I hope this got a bit clearer now. I’d recommend you as well to have a look at inheritance in C++.

Note: There might still be other errors with your code that trigger errors, so no guarantee that it solves all your problems, but at least this one is obvious from your code snippet

1 Like

Thank you for your help everyone, I got it producing the same results as the .onClick function by changing all my “TextButton” function pointers to regular Buttons, and now I realize what the real issue is. My GUI stops updating/responding after the Juce logo fades away, unless I open/close the VST wrapper or minimize/reopen the plugin, and then it registers all the previous button presses since it froze, and then freezes again. (These issues are occurring in FL Studio, I haven’t tested it in other DAWs yet).

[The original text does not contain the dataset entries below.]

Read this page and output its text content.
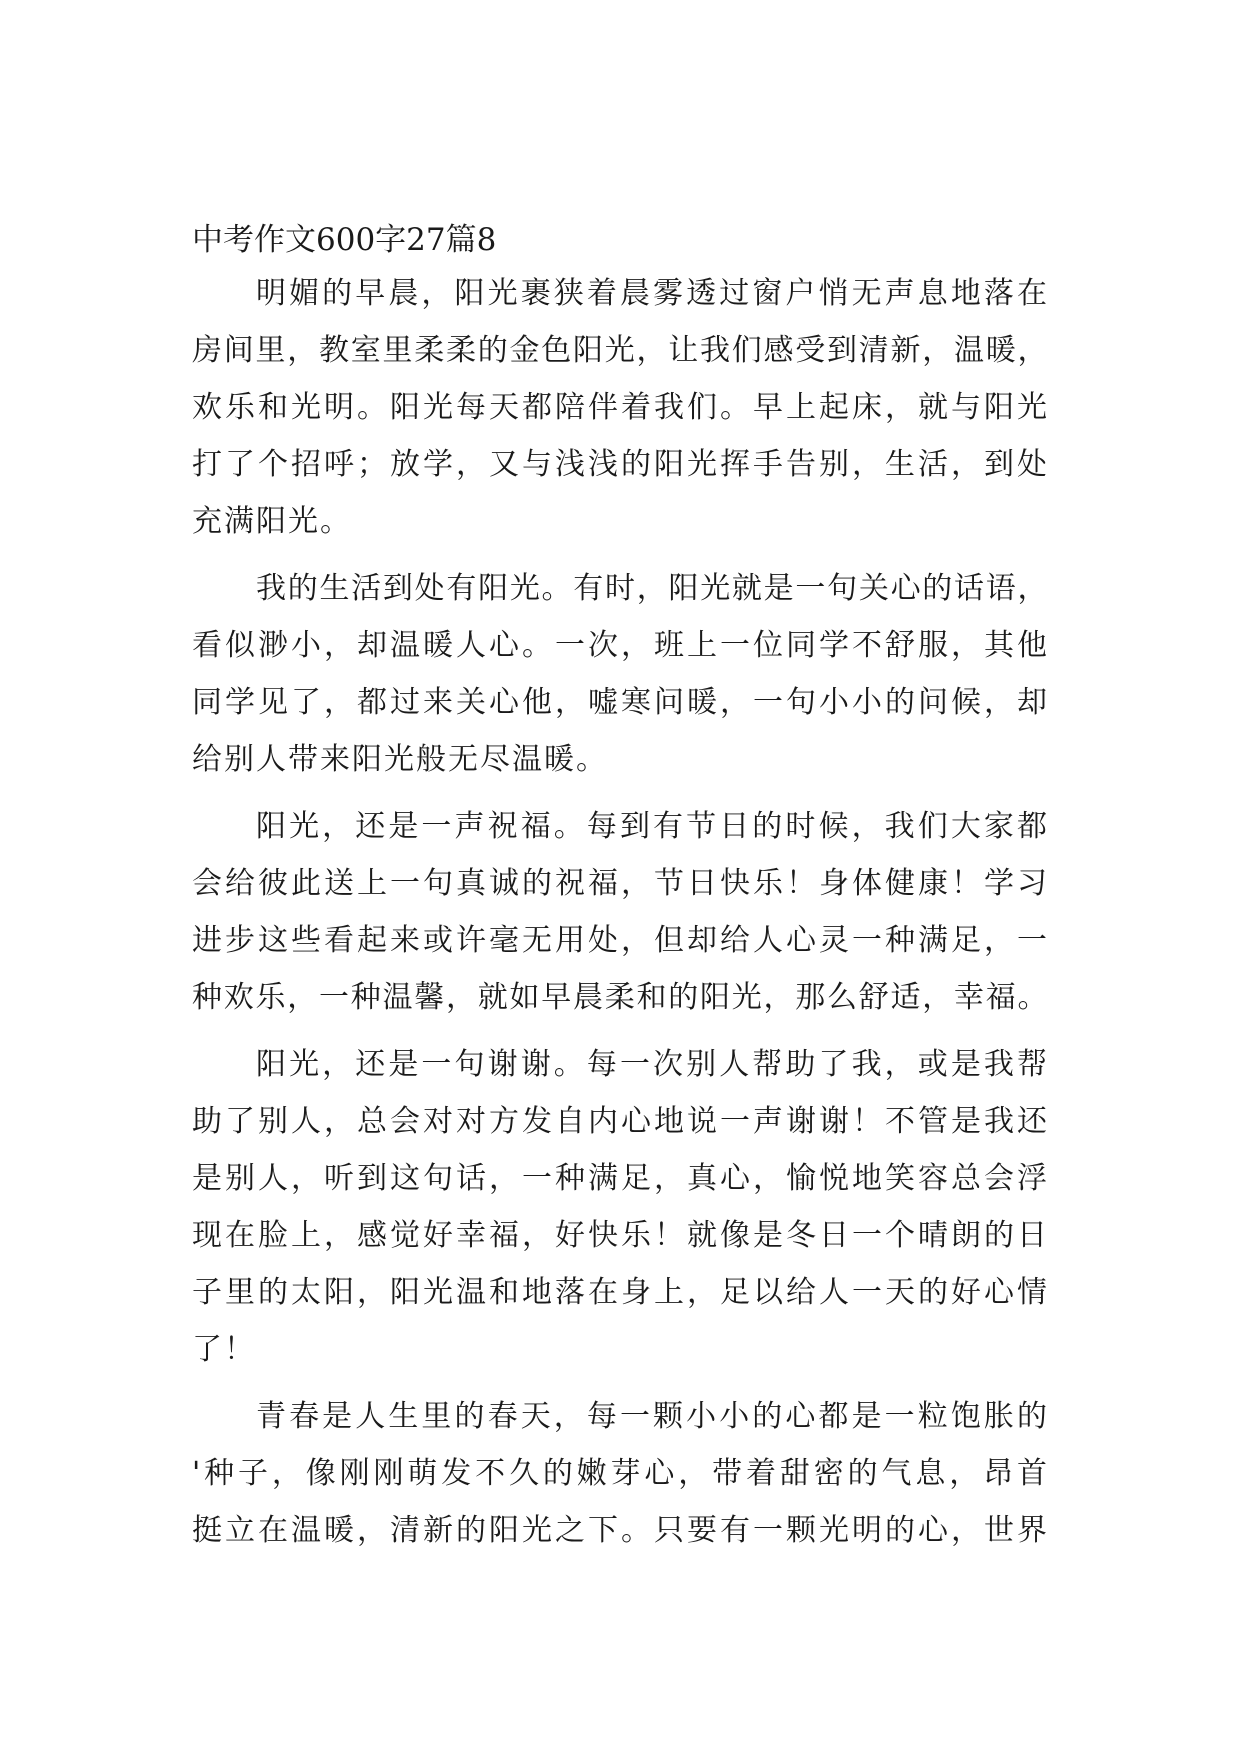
中考作文600字27篇8
明媚的早晨，阳光裹狭着晨雾透过窗户悄无声息地落在
房间里，教室里柔柔的金色阳光，让我们感受到清新，温暖，
欢乐和光明。阳光每天都陪伴着我们。早上起床，就与阳光
打了个招呼；放学，又与浅浅的阳光挥手告别，生活，到处
充满阳光。
我的生活到处有阳光。有时，阳光就是一句关心的话语，
看似渺小，却温暖人心。一次，班上一位同学不舒服，其他
同学见了，都过来关心他，嘘寒问暖，一句小小的问候，却
给别人带来阳光般无尽温暖。
阳光，还是一声祝福。每到有节日的时候，我们大家都
会给彼此送上一句真诚的祝福，节日快乐！身体健康！学习
进步这些看起来或许毫无用处，但却给人心灵一种满足，一
种欢乐，一种温馨，就如早晨柔和的阳光，那么舒适，幸福。
阳光，还是一句谢谢。每一次别人帮助了我，或是我帮
助了别人，总会对对方发自内心地说一声谢谢！不管是我还
是别人，听到这句话，一种满足，真心，愉悦地笑容总会浮
现在脸上，感觉好幸福，好快乐！就像是冬日一个晴朗的日
子里的太阳，阳光温和地落在身上，足以给人一天的好心情
了！
青春是人生里的春天，每一颗小小的心都是一粒饱胀的
'种子，像刚刚萌发不久的嫩芽心，带着甜密的气息，昂首
挺立在温暖，清新的阳光之下。只要有一颗光明的心，世界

Final update: I discovered the repaint(); function. Calling that every time a button is pressed fixes the issues I was having. I guess sliders do it automatically, but buttons don’t?

They do if you didn’t override the mouse functions like mouseDown, mouseUp etc.

I guess you tried a lot on that class, time to take the learned to a clean start.

Only override set your lambda to onClick or ButtonListener::buttonClicked() as described in the various answers. See if that works as expected and then add bit by bit.